Avoiding Wrongful Employee Termination

As an employer, it is your responsibility to be sure that your employees are behaving in a professional manner and completing their job tasks as assigned. On occasion, you may be faced with the decision to terminate an employee’s position at your company, but before you do so it is important to be familiar with the laws about when you can or cannot fire your employees. If you don’t handle the termination by following labor laws, you may find yourself in the middle of a wrongful termination lawsuit — which will not only cause financial burden on your company, but can also spoil your reputation as a business.

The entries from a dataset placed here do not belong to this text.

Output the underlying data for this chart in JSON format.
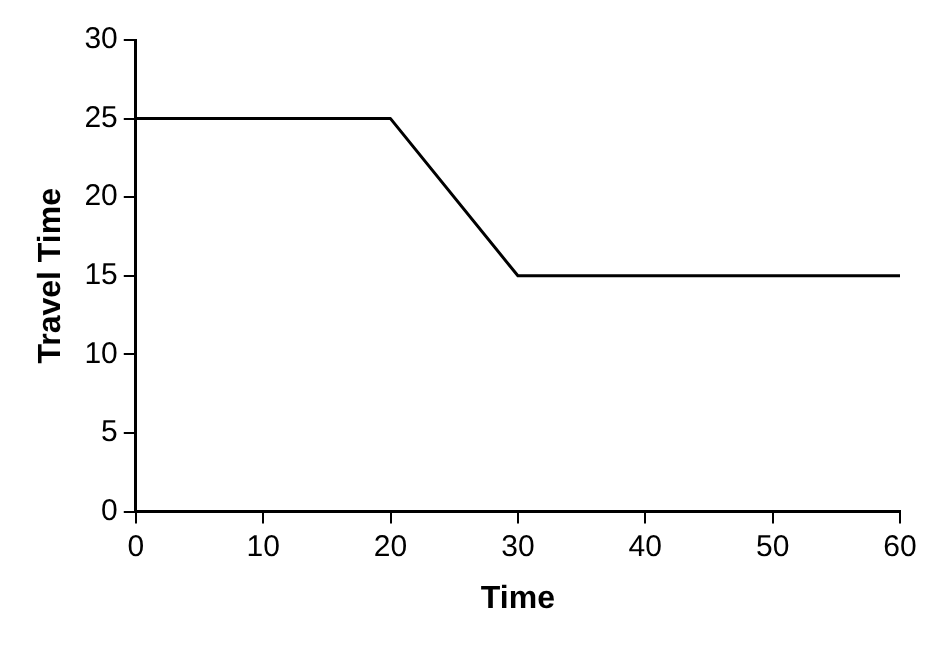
{
  "chart_data": {
    "type": "line",
    "xlabel": "Time",
    "ylabel": "Travel Time",
    "x": [
      0,
      20,
      30,
      60
    ],
    "series": [
      {
        "color": "#000000",
        "values": [
          25,
          25,
          15,
          15
        ]
      }
    ],
    "xlim": [
      0,
      60
    ],
    "xticks": [
      0,
      10,
      20,
      30,
      40,
      50,
      60
    ],
    "ylim": [
      0,
      30
    ],
    "yticks": [
      0,
      5,
      10,
      15,
      20,
      25,
      30
    ],
    "grid": false,
    "legend": false,
    "marker": "none",
    "line_style": "solid"
  }
}
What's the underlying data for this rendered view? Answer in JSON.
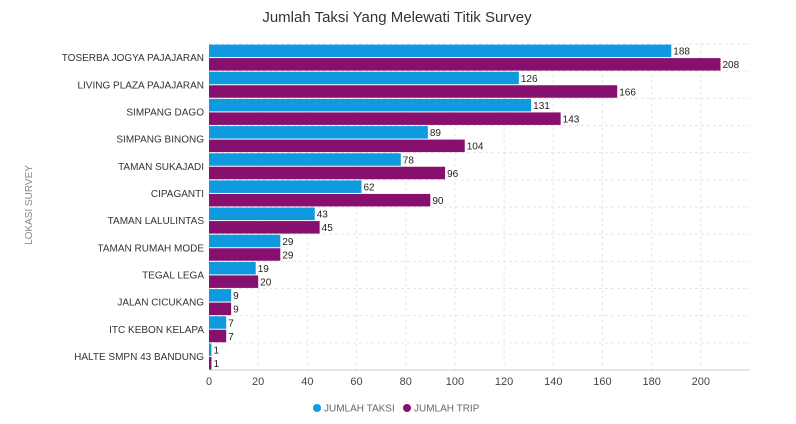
{
  "chart_data": {
    "type": "bar",
    "orientation": "horizontal",
    "title": "Jumlah Taksi Yang Melewati Titik Survey",
    "xlabel": "",
    "ylabel": "LOKASI SURVEY",
    "xlim": [
      0,
      220
    ],
    "x_ticks": [
      0,
      20,
      40,
      60,
      80,
      100,
      120,
      140,
      160,
      180,
      200
    ],
    "grid": true,
    "legend_position": "bottom",
    "categories": [
      "TOSERBA JOGYA PAJAJARAN",
      "LIVING PLAZA PAJAJARAN",
      "SIMPANG DAGO",
      "SIMPANG BINONG",
      "TAMAN SUKAJADI",
      "CIPAGANTI",
      "TAMAN LALULINTAS",
      "TAMAN RUMAH MODE",
      "TEGAL LEGA",
      "JALAN CICUKANG",
      "ITC KEBON KELAPA",
      "HALTE SMPN 43 BANDUNG"
    ],
    "series": [
      {
        "name": "JUMLAH TAKSI",
        "color": "#0f9ae0",
        "values": [
          188,
          126,
          131,
          89,
          78,
          62,
          43,
          29,
          19,
          9,
          7,
          1
        ]
      },
      {
        "name": "JUMLAH TRIP",
        "color": "#870f6e",
        "values": [
          208,
          166,
          143,
          104,
          96,
          90,
          45,
          29,
          20,
          9,
          7,
          1
        ]
      }
    ]
  }
}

Labor laws protect employees from being fired unfairly or unjustly, but there is a list of things that you can legally terminate employment for. If your employee has done any one of the following, your reason for terminating the employee will usually hold up in court if the employee opens a wrongful termination lawsuit.

Take note of the following situations for avoiding wrongful employee termination:

Persistent incompetence. In the case of an employee showing incompetence on a regular basis, where he or she does not seem to grasp their required job duties, the termination is viewed as legitimate. Before terminating an employee for incompetence, it is important to give your employee every chance to improve their work performance, including additional training and a reasonable amount of time for learning tasks.

Company policy violation. You have no doubt introduced a very specific company policy that details what is and is not allowed. If an employee violates your company policy, even after having read and signed the policy, the termination is viewed as fair. The policy violation may be any number of things including breaking a confidentiality agreement, being verbally abusive to colleagues, or being charged with harassment.

Unexcused lateness or absences. Most businesses have detailed rules about lateness and unexcused absences, such as a maximum amount of unexplained absences, not calling in when they are ill, or being persistently late. Absenteeism and tardiness negatively affects the employee’s reputation, as well as their co-workers that have to pick up the slack. In the case of these missed work days not being excused with an appropriate doctor’s note or other valid excuse, it is often permissible to terminate their employment when the problem continues and the employee has had sufficient warning.

Alcohol and drug use. Most companies have a strict no alcohol or drugs policy so when an employee ignores this policy by showing up to work under the influence of drugs or alcohol, they are in direct violation of the policy. As the business owner, it is up to you whether you want to give a warning or offer counseling or rehabilitation for your employee before terminating employment.  

Workplace violence. Employees who are involved in physical altercations in the workplace are keeping their co-workers from the right to a safe work environment. This is no doubt a defiance of one of your company policies and is rights for termination. Depending on the severity of the altercation, you may choose whether to give a warning first or terminate their employment immediately.

Illegal actions. If you have solid proof that your employee has committed illegal actions against your company such as embezzlement or theft, this is means for an immediate termination of employment. However, it is important that you are 100% sure the employee is at fault and take further steps to guarantee your proof.

Falsified information. At the bottom of every job application, is a statement that says any individual who lies or falsifies information on the application, is subject to termination. As a business owner, you have the right to follow this and terminate any employee who is caught falsifying information, such as lying about professional references, work experience, or education.

Terminating employment is often one of the most difficult jobs an employer must face, but in some cases it is necessary. When your employee is in direct violation of company policies, making for an unsafe work environment, or they are not completing tasks as assigned, you have the right to terminate employment. Be sure you are aware of the valid reasons why an employee may be terminated and not violate labor laws in the process. If in doubt, contact an attorney.